I recently came across the book, “Domain-Specific Languages: Effective Modeling, Automation, and Reuse” by Andrzej Wąsowski and Thorsten Berger[1], and this provides a very useful overview of current standard practice. The chapter on code generation is of particular interest, as this is an area where I’ve struggled to find much in the literature. (The code generation chapter has 13 references, the second lowest of any chapter in the book. The average references per chapter is just over 43.)
The chapter starts off with the claim that writing an interpreter is “often the cheapest and the easiest way of implementing dynamic semantics.” I’m assuming that by “dynamic semantics” the authors are meaning something such as a macro language that can change the behaviour of a program, rather than the philosophical meaning, which relates to how natural languages meaning can vary with context. Given that assumption of meaning, an interpreter seems the obvious solution, but they also list reasons for avoiding interpreters such as speed and memory use. This is the first example of a recurring minor irritation in the chapter: a tendency to conflate specific use-cases and general principles. It becomes clear later that the authors view is the more general interpretation, that writing an interpreter for a DSL is often easier than writing a code generator. From my own experience, I can’t find any reason to disagree with them, but at the same time I feel this is a result of immature tools for code generation, rather than it genuinely being a harder problem.
Code generation is described as a “model to text” (M2T) transformation, and the chapter describes three approaches to this: using the visitor pattern to programmatically generate code based on the structure of the input; using a template based on the intended output; and a hybrid approach, mixing the other two. Examples of these are included, and rather than describing these I’ll pick out a few points that struck me as interesting. Although the description of the process as a model to text transformation is accurate, I feel that it also gives an impression of relative simplicity, like generating skeleton code from UML, rather than the full potential of transforming the abstract syntax tree generated from a specialised language into a general purpose language.
The chapter suggests that the first stage of developing a code generator should always be to write a “reference output implementation”. This aligns with my practice, though up until now I have been referring to these as “exemplars”.
The first example uses the visitor pattern and recursion.
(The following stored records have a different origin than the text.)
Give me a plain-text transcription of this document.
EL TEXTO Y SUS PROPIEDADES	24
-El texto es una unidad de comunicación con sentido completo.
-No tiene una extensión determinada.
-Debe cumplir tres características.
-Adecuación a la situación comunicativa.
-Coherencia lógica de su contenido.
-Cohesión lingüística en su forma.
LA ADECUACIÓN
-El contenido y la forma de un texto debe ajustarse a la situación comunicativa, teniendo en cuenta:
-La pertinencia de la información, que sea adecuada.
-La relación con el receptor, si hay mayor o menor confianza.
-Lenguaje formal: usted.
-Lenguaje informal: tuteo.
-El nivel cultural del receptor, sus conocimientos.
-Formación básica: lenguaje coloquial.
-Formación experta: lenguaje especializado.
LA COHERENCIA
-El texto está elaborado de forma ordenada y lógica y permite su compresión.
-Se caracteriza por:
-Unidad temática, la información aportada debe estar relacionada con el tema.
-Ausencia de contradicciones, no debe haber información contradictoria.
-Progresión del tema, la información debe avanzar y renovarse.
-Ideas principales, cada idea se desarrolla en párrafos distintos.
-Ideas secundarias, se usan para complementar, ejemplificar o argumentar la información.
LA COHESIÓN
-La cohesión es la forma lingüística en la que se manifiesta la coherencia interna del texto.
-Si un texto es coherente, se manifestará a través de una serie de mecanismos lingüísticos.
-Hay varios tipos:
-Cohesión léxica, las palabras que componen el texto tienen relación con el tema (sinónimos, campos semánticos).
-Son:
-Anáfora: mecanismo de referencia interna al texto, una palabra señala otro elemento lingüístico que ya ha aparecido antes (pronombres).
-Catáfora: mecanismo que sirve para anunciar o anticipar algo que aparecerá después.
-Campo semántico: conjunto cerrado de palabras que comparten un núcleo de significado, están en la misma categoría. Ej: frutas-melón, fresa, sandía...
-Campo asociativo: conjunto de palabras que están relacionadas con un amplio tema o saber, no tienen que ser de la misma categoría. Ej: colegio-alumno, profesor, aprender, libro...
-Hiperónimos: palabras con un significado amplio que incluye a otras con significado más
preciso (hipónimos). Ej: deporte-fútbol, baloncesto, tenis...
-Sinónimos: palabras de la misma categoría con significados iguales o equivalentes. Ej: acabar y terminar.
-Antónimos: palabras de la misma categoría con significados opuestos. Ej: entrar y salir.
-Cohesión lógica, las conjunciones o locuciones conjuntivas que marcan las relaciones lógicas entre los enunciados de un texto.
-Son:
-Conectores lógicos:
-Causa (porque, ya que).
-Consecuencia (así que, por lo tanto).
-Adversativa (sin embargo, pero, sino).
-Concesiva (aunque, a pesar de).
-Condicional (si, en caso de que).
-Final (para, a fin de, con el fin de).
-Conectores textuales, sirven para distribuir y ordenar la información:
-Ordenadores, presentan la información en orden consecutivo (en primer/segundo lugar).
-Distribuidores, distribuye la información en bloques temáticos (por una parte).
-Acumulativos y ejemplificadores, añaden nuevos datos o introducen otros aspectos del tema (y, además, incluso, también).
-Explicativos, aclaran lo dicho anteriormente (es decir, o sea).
The example seems to have a lot of code, for very little output, however in a larger project, a lot of the code would be reused, so the growth of the generator would be very much slower than the growth of the output. The structure of the generator is also close to the structure of an interpreter. The authors note that memory management can be a challenge with this approach to code generation, as it involves creating and concatenating large numbers of strings. Languages such as Java that create a new object every time two strings are joined can consume memory faster than their garbage collectors free it. The solution suggested is to use a simple string tree class.
One thing that the authors suggest is using a pretty print library as part of the code generator. This makes a lot of sense, provided the pretty printer is sophisticated enough to be using representations of blocks, however that is very likely to be fairly language specific as well, so maybe not so good for a general-purpose code generator library.
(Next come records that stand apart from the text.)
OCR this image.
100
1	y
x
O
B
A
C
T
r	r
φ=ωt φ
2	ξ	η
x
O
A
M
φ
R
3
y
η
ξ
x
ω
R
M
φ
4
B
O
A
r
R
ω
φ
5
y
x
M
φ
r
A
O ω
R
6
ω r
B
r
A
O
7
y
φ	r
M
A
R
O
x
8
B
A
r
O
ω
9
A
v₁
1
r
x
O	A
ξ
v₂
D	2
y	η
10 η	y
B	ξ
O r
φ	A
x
The first template example uses Scala as an implementation language, which is a particularly good language for this purpose. Scala includes interpolated strings, that can have function calls as well as variables embedded in them. It also has a multiline string syntax that makes it rare to need escape characters, and a stripMargin
method that allows a character to mark the real start of indented lines. This is a huge aid to readability.
The sample above shows some of these features of Scala. This is a function exampleGen
that takes an object of type AnObject
as a parameter and returns a string. There is no explicit return statement – the last expression, in this case the string, is taken as the return value. The string is declared with three quotes to indicate that it is a multiline string, and these are precesed with an s to indicate that it is interpolated. The $ character is used to indicate interpolated variables, with { } optionally around them for readability, however the ${ ... }
syntax also allows expressions to be included.
Scala is not a language I’ve ever looked at before, however I think I should have a closer look to see if there are other concepts that could be useful for a template language.
An other template example uses the specialist Xtend/Xpand template language which extends Java. It looks conceptually similar to my older templates, other than being embedded in a conventional language, which I feel makes it less readable.
Following the examples there are some guidelines for implementing DSL code generators. Most of these are very sensible, although a few go back to the pattern of confusing the specific and the general. One thing they recommend (Guideline 9.4) is doing a binding time analysis. This is something I realise I have always done, but never really thought about as being a formal named stage of the process.
The final section of the chapter is on quality assurance and testing. The authors note that this is quite a challenging area, and although it is only a fairly short section, I think a proper discussion of this deserves a separate blog post.
[1] A. Wąsowski and T. Berger, Domain-Specific Languages: Effective Modeling, Automation, and Reuse, 1st ed. 2023. Cham: Springer International Publishing, 2023. doi: 10.1007/978-3-031-23669-3.